Step 1: Protein preparation. Protein structures will be prepared with Maestro from Schrödinger (protonation state assignment, assignment of missing atoms/side chains, hydrogen atoms, ...). MD simulations of the target protein will be carried out using Amber (software). Conformations will be clustered, and representative structures of the clusters will be used for the virtual screens.
Step 2: Hit identification. The hit identification step will consist of two virtual screening stages.
Step 2 - Stage 1 - Primary Virtual Screen: We will use structure-based ultra-large virtual screenings using physics-based docking methods (AutoDock Vina, QuickVina, Smina, PLANTS as well as several deep learning-based docking programs). We will screen a ligand library with 69 billion molecules with VirtuaFlow 2.0, an open-source platform for ultra-large virtual screens. The library we are using is the Enamine REAL Space (version 2022q12). We will use a new adaptive screening technique that we have developed, called Adaptive Target Guided Virtual Screens (ATG-VS). Due to the large-scale computations required for this approach, we will use the AWS Cloud, which is supported by VirtualFlow 2.0. We have extensive experience using the cloud and have used over 5 million CPUs in parallel in the past [Gorgulla 2023]. The protein will be held rigid in stage 1 of the screen. The ligand library which we will be using (Enamine REAL Space) has already been prepared by us into a ready-to-dock format [Gorgulla 2023]. The ligands have been protonated, tautomerized, the 3D conformation has been computed, and the ligands are the ready-to-dock PDBQT format.

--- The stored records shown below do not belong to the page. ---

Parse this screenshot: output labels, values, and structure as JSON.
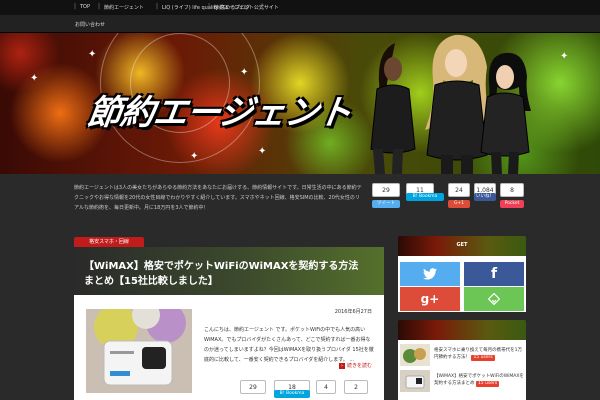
{
  "topnav": {
    "items": [
      "TOP",
      "節約エージェント",
      "LIQ (ライフ) life quality 高めるブログ",
      "節約エージェント公式サイト"
    ]
  },
  "subnav": {
    "item": "お問い合わせ"
  },
  "banner": {
    "title": "節約エージェント"
  },
  "description": "節約エージェントは3人の美女たちがあらゆる節約方法をあなたにお届けする、節約情報サイトです。日常生活の中にある節約テクニックやお得な情報を20代の女性目線でわかりやすく紹介しています。スマホやネット回線、格安SIMの比較、20代女性のリアルな節約術を、毎日更新中。月に18万円を3人で節約中！",
  "header_share": {
    "counts": [
      "29",
      "11",
      "24",
      "1,084",
      "8"
    ],
    "labels": [
      "ツイート",
      "B! Bookma",
      "G+1",
      "いいね！",
      "Pocket"
    ]
  },
  "article": {
    "category": "格安スマホ・回線",
    "title": "【WiMAX】格安でポケットWiFiのWiMAXを契約する方法まとめ【15社比較しました】",
    "date": "2016年6月27日",
    "excerpt": "こんにちは、節約エージェント です。ポケットWiFiの中でも人気の高いWiMAX。でもプロバイダがたくさんあって、どこで契約すれば一番お得なのか迷ってしまいますよね？今回はWiMAXを取り扱うプロバイダ 15社を徹底的に比較して、一番安く契約できるプロバイダを紹介します。 ...",
    "more": "続きを読む",
    "share_counts": [
      "29",
      "18",
      "4",
      "2"
    ],
    "share_labels": [
      "B! Bookma"
    ]
  },
  "sidebar": {
    "follow_title": "GET",
    "social": [
      "twitter-icon",
      "facebook-icon",
      "googleplus-icon",
      "feedly-icon"
    ],
    "ranking": [
      {
        "text": "格安スマホに乗り換えて毎月の携帯代を1万円節約する方法！",
        "users": "15 users"
      },
      {
        "text": "【WiMAX】格安でポケットWiFiのWiMAXを契約する方法まとめ",
        "users": "15 users"
      }
    ]
  },
  "colors": {
    "accent": "#c21b1b",
    "twitter": "#55acee",
    "facebook": "#3b5998",
    "googleplus": "#dd4b39",
    "feedly": "#6cc655"
  }
}
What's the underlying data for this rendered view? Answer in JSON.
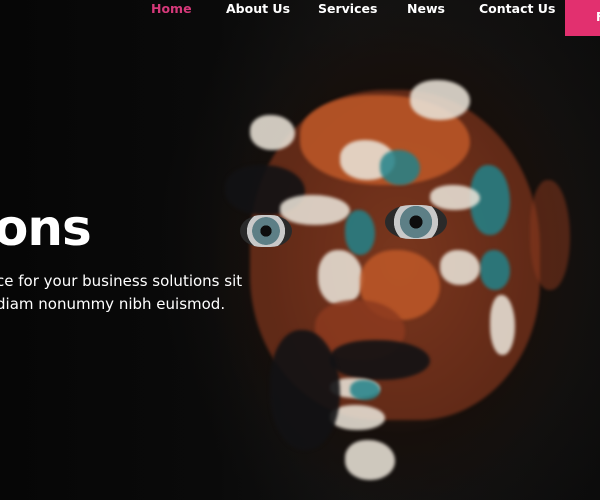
{
  "nav": {
    "items": [
      {
        "label": "Home",
        "active": true
      },
      {
        "label": "About Us",
        "active": false
      },
      {
        "label": "Services",
        "active": false
      },
      {
        "label": "News",
        "active": false
      },
      {
        "label": "Contact Us",
        "active": false
      }
    ],
    "cta_label": "F"
  },
  "hero": {
    "heading": "ons",
    "body_lines": [
      "ce for your business solutions sit",
      "diam nonummy nibh euismod."
    ]
  },
  "colors": {
    "accent": "#e2306f",
    "active_nav": "#d6397a",
    "text": "#ffffff",
    "background": "#090909"
  }
}
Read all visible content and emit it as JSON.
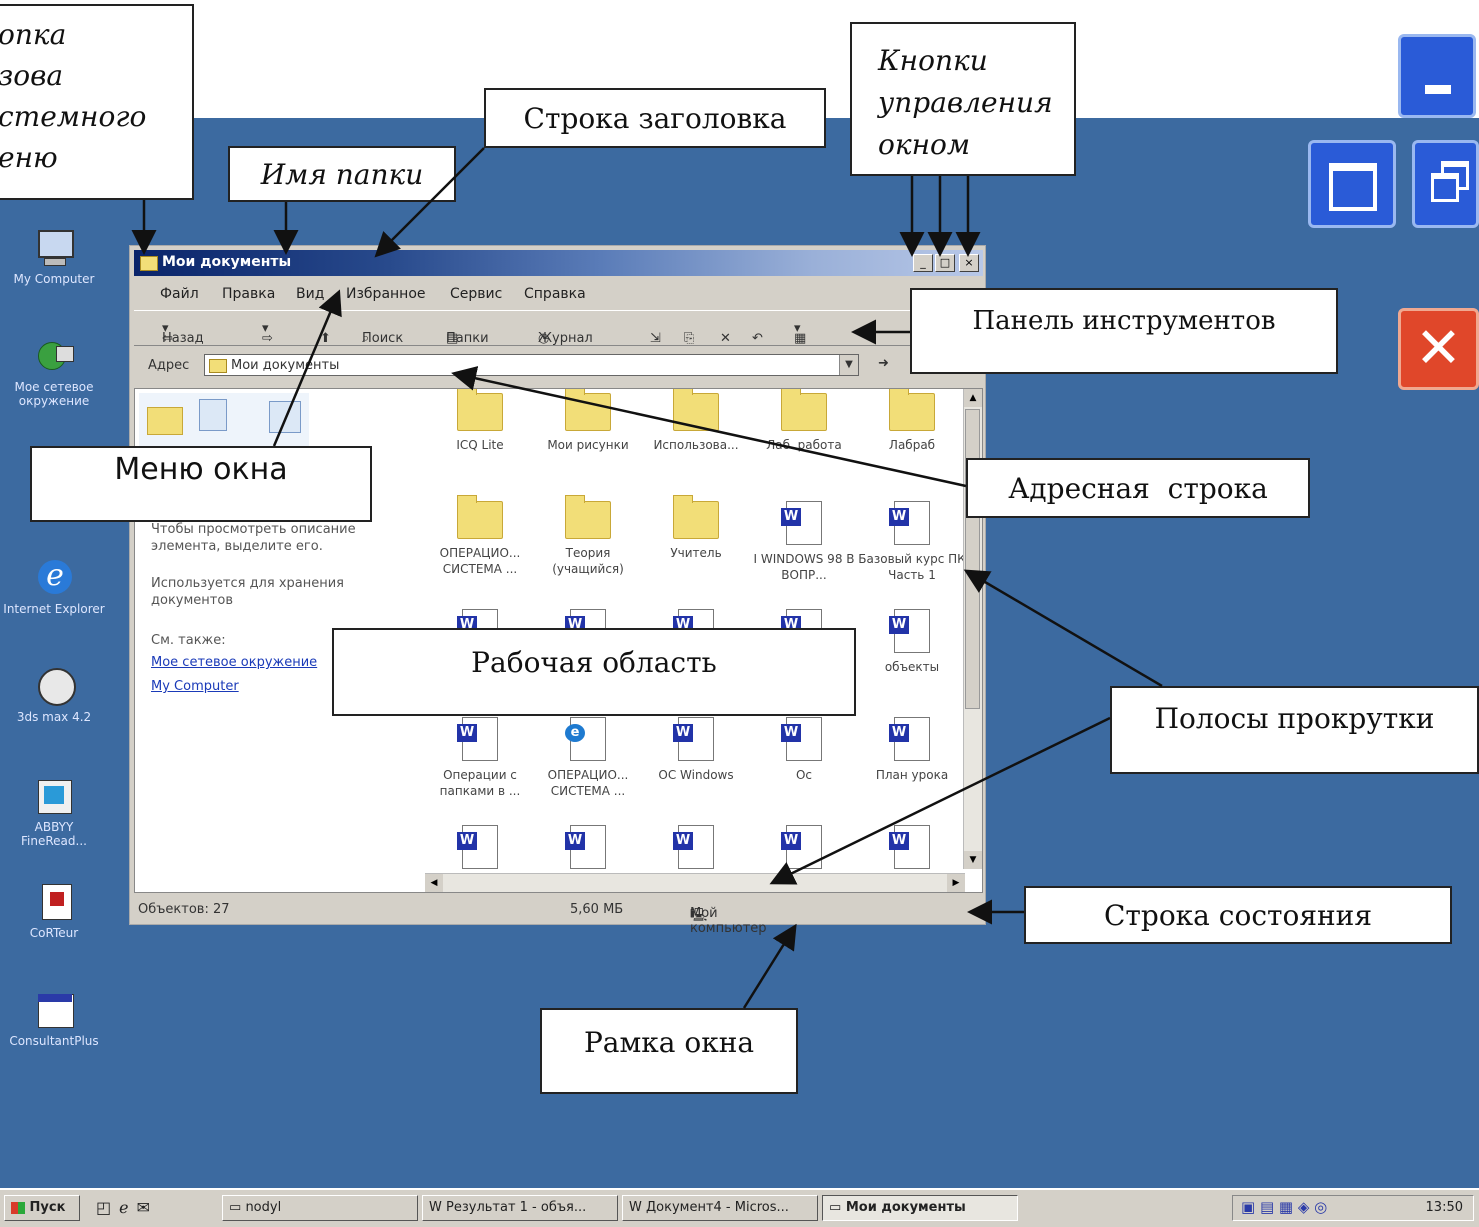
{
  "window": {
    "title": "Мои документы",
    "menu": [
      "Файл",
      "Правка",
      "Вид",
      "Избранное",
      "Сервис",
      "Справка"
    ],
    "toolbar": {
      "back": "Назад",
      "search": "Поиск",
      "folders": "Папки",
      "history": "Журнал"
    },
    "address": {
      "label": "Адрес",
      "value": "Мои документы"
    },
    "sidebar": {
      "hint": "Чтобы просмотреть описание элемента, выделите его.",
      "usage": "Используется для хранения документов",
      "see_also": "См. также:",
      "links": [
        "Мое сетевое окружение",
        "My Computer"
      ]
    },
    "files": [
      {
        "name": "ICQ Lite",
        "type": "folder"
      },
      {
        "name": "Мои рисунки",
        "type": "folder"
      },
      {
        "name": "Использова...",
        "type": "folder"
      },
      {
        "name": "Лаб. работа",
        "type": "folder"
      },
      {
        "name": "Лабраб",
        "type": "folder"
      },
      {
        "name": "ОПЕРАЦИО... СИСТЕМА ...",
        "type": "folder"
      },
      {
        "name": "Теория (учащийся)",
        "type": "folder"
      },
      {
        "name": "Учитель",
        "type": "folder"
      },
      {
        "name": "I WINDOWS 98 В ВОПР...",
        "type": "doc"
      },
      {
        "name": "Базовый курс ПК Часть 1",
        "type": "doc"
      },
      {
        "name": "",
        "type": "doc"
      },
      {
        "name": "",
        "type": "doc"
      },
      {
        "name": "",
        "type": "doc"
      },
      {
        "name": "",
        "type": "doc"
      },
      {
        "name": "объекты",
        "type": "doc"
      },
      {
        "name": "Операции с папками в ...",
        "type": "doc"
      },
      {
        "name": "ОПЕРАЦИО... СИСТЕМА ...",
        "type": "ie"
      },
      {
        "name": "ОС Windows",
        "type": "doc"
      },
      {
        "name": "Ос",
        "type": "doc"
      },
      {
        "name": "План урока",
        "type": "doc"
      },
      {
        "name": "",
        "type": "doc"
      },
      {
        "name": "",
        "type": "doc"
      },
      {
        "name": "",
        "type": "doc"
      },
      {
        "name": "",
        "type": "doc"
      },
      {
        "name": "",
        "type": "doc"
      }
    ],
    "status": {
      "objects": "Объектов: 27",
      "size": "5,60 МБ",
      "location": "Мой компьютер"
    }
  },
  "desktop_icons": [
    {
      "label": "My Computer",
      "icon": "computer-icon"
    },
    {
      "label": "Мое сетевое окружение",
      "icon": "network-icon"
    },
    {
      "label": "Internet Explorer",
      "icon": "ie-icon"
    },
    {
      "label": "3ds max 4.2",
      "icon": "3dsmax-icon"
    },
    {
      "label": "ABBYY FineRead...",
      "icon": "abbyy-icon"
    },
    {
      "label": "CoRTeur",
      "icon": "app-icon"
    },
    {
      "label": "ConsultantPlus",
      "icon": "consultant-icon"
    }
  ],
  "callouts": {
    "start_menu": "Кнопка вызова системного меню",
    "start_menu_visible": [
      "опка",
      "зова",
      "стемного",
      "еню"
    ],
    "folder_name": "Имя папки",
    "title_bar": "Строка заголовка",
    "window_buttons": [
      "Кнопки",
      "управления",
      "окном"
    ],
    "toolbar": "Панель инструментов",
    "window_menu": "Меню окна",
    "address_bar": "Адресная  строка",
    "workspace": "Рабочая область",
    "scrollbars": "Полосы прокрутки",
    "status_bar": "Строка состояния",
    "window_frame": "Рамка окна"
  },
  "taskbar": {
    "start": "Пуск",
    "items": [
      "nodyl",
      "Результат 1 - объя...",
      "Документ4 - Micros...",
      "Мои документы"
    ],
    "time": "13:50"
  },
  "colors": {
    "desktop": "#3c6aa0",
    "titlebar_active": "#0a246a",
    "close_button": "#e0472a",
    "caption_button": "#2a5bd7"
  }
}
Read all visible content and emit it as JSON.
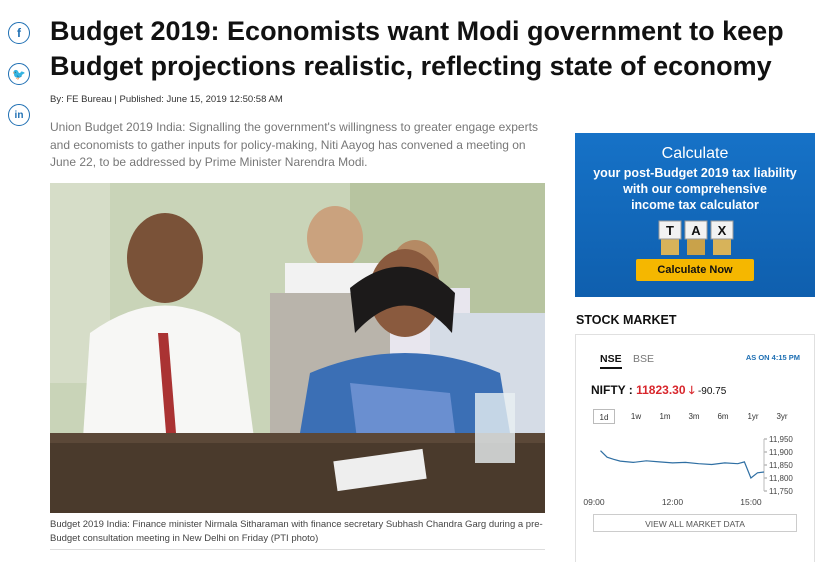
{
  "share": {
    "facebook": "f",
    "twitter": "🐦",
    "linkedin": "in"
  },
  "article": {
    "headline": "Budget 2019: Economists want Modi government to keep Budget projections realistic, reflecting state of economy",
    "byline": "By: FE Bureau | Published: June 15, 2019 12:50:58 AM",
    "summary": "Union Budget 2019 India: Signalling the government's willingness to greater engage experts and economists to gather inputs for policy-making, Niti Aayog has convened a meeting on June 22, to be addressed by Prime Minister Narendra Modi.",
    "caption": "Budget 2019 India: Finance minister Nirmala Sitharaman with finance secretary Subhash Chandra Garg during a pre-Budget consultation meeting in New Delhi on Friday (PTI photo)"
  },
  "ad": {
    "title": "Calculate",
    "subtitle_lines": [
      "your post-Budget 2019 tax liability",
      "with our comprehensive",
      "income tax calculator"
    ],
    "tiles": [
      "T",
      "A",
      "X"
    ],
    "cta": "Calculate Now"
  },
  "stock": {
    "section_title": "STOCK MARKET",
    "tabs": [
      "NSE",
      "BSE"
    ],
    "active_tab": "NSE",
    "as_of": "AS ON 4:15 PM",
    "index_name": "NIFTY :",
    "index_value": "11823.30",
    "change": "-90.75",
    "ranges": [
      "1d",
      "1w",
      "1m",
      "3m",
      "6m",
      "1yr",
      "3yr"
    ],
    "active_range": "1d",
    "view_all": "VIEW ALL MARKET DATA",
    "colors": {
      "down": "#d8262c",
      "line": "#2f6fa3",
      "accent": "#1e6fb3"
    }
  },
  "chart_data": {
    "type": "line",
    "x_ticks": [
      "09:00",
      "12:00",
      "15:00"
    ],
    "y_ticks": [
      "11,950",
      "11,900",
      "11,850",
      "11,800",
      "11,750"
    ],
    "ylim": [
      11750,
      11950
    ],
    "x": [
      "09:15",
      "09:30",
      "09:45",
      "10:00",
      "10:30",
      "11:00",
      "11:30",
      "12:00",
      "12:30",
      "13:00",
      "13:30",
      "14:00",
      "14:30",
      "14:45",
      "15:00",
      "15:15",
      "15:30"
    ],
    "values": [
      11905,
      11880,
      11872,
      11865,
      11860,
      11866,
      11862,
      11858,
      11860,
      11855,
      11852,
      11858,
      11855,
      11862,
      11800,
      11820,
      11823
    ]
  }
}
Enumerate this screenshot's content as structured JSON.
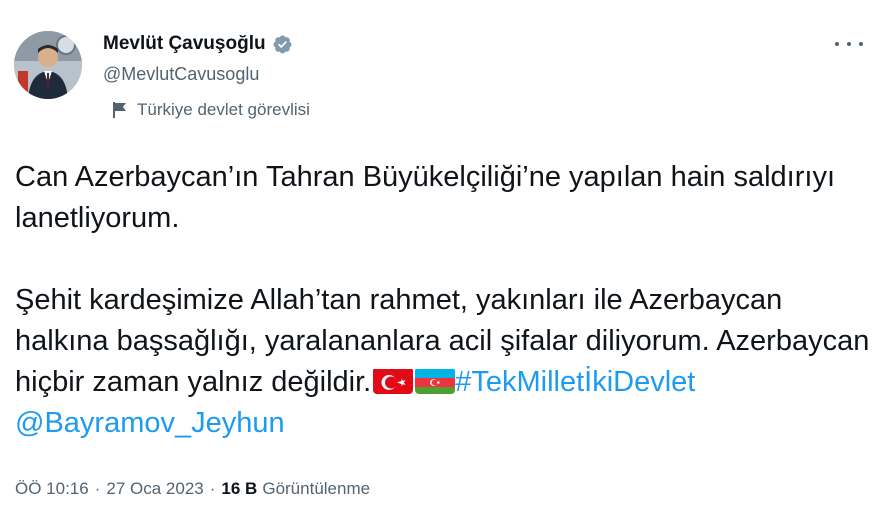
{
  "author": {
    "name": "Mevlüt Çavuşoğlu",
    "handle": "@MevlutCavusoglu",
    "label": "Türkiye devlet görevlisi"
  },
  "tweet": {
    "paragraph1": "Can Azerbaycan’ın Tahran Büyükelçiliği’ne yapılan hain saldırıyı lanetliyorum.",
    "paragraph2_text": "Şehit kardeşimize Allah’tan rahmet, yakınları ile Azerbaycan halkına başsağlığı, yaralananlara acil şifalar diliyorum. Azerbaycan hiçbir zaman yalnız değildir.",
    "hashtag": "#TekMilletİkiDevlet",
    "mention": "@Bayramov_Jeyhun",
    "flags": [
      "turkey-flag",
      "azerbaijan-flag"
    ]
  },
  "meta": {
    "time": "ÖÖ 10:16",
    "separator": "·",
    "date": "27 Oca 2023",
    "views_count": "16 B",
    "views_label": "Görüntülenme"
  },
  "colors": {
    "link": "#1d9bf0",
    "verified": "#829aab",
    "secondary_text": "#536471"
  }
}
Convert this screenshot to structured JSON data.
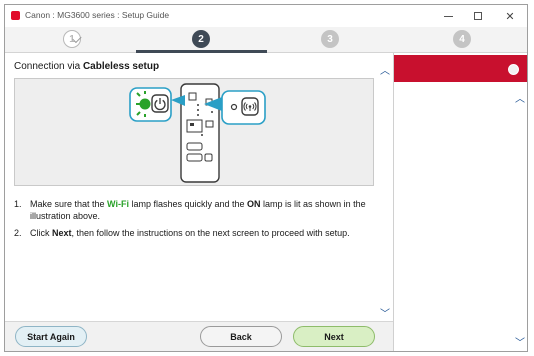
{
  "window": {
    "title": "Canon : MG3600 series : Setup Guide",
    "controls": {
      "minimize_icon": "minimize-icon",
      "maximize_icon": "maximize-icon",
      "close_label": "✕"
    }
  },
  "steps": [
    {
      "label": "1",
      "state": "completed"
    },
    {
      "label": "2",
      "state": "current"
    },
    {
      "label": "3",
      "state": "upcoming"
    },
    {
      "label": "4",
      "state": "upcoming"
    }
  ],
  "main": {
    "heading_prefix": "Connection via ",
    "heading_bold": "Cableless setup",
    "instructions": [
      {
        "number": "1.",
        "parts": [
          "Make sure that the ",
          "Wi-Fi",
          " lamp flashes quickly and the ",
          "ON",
          " lamp is lit as shown in the illustration above."
        ]
      },
      {
        "number": "2.",
        "parts": [
          "Click ",
          "Next",
          ", then follow the instructions on the next screen to proceed with setup."
        ]
      }
    ]
  },
  "footer": {
    "start_again": "Start Again",
    "back": "Back",
    "next": "Next"
  },
  "colors": {
    "accent_red": "#c8102e",
    "wifi_green": "#2aa22a",
    "lamp_blue": "#2a9fc6",
    "step_active": "#3f4a56",
    "next_button": "#d9efc4"
  }
}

Step 2 - Stage 2 - Rescoring: We will rescreen the top 1 million compounds of stage 1 in stage 2, and will allow the protein side chains at the binding site to be flexible. Multiple protein backbone conformations might be used to carry out ensemble dockings in addition, based on the results of the MD simulations in the protein preparation step (see section above).
Step 3: Postprocessing of the results. The screened compounds of Step 2 will be ranked by their docking score. Of the top 1000 compounds, biophysical and pharmacokinetic properties will be computed, visual inspection carried out, both of which will be taken into account during the selection. Compounds with unfavorable properties (e.g. too high logP or PAINS motiv) will be filtered out.
Step 4: Hit optimization. In the second round of the challenge (hit optimization), we will search the chemical space (our available libraries) for the most similar analogs, and screen them with again VirtualFlow as described above in step 2.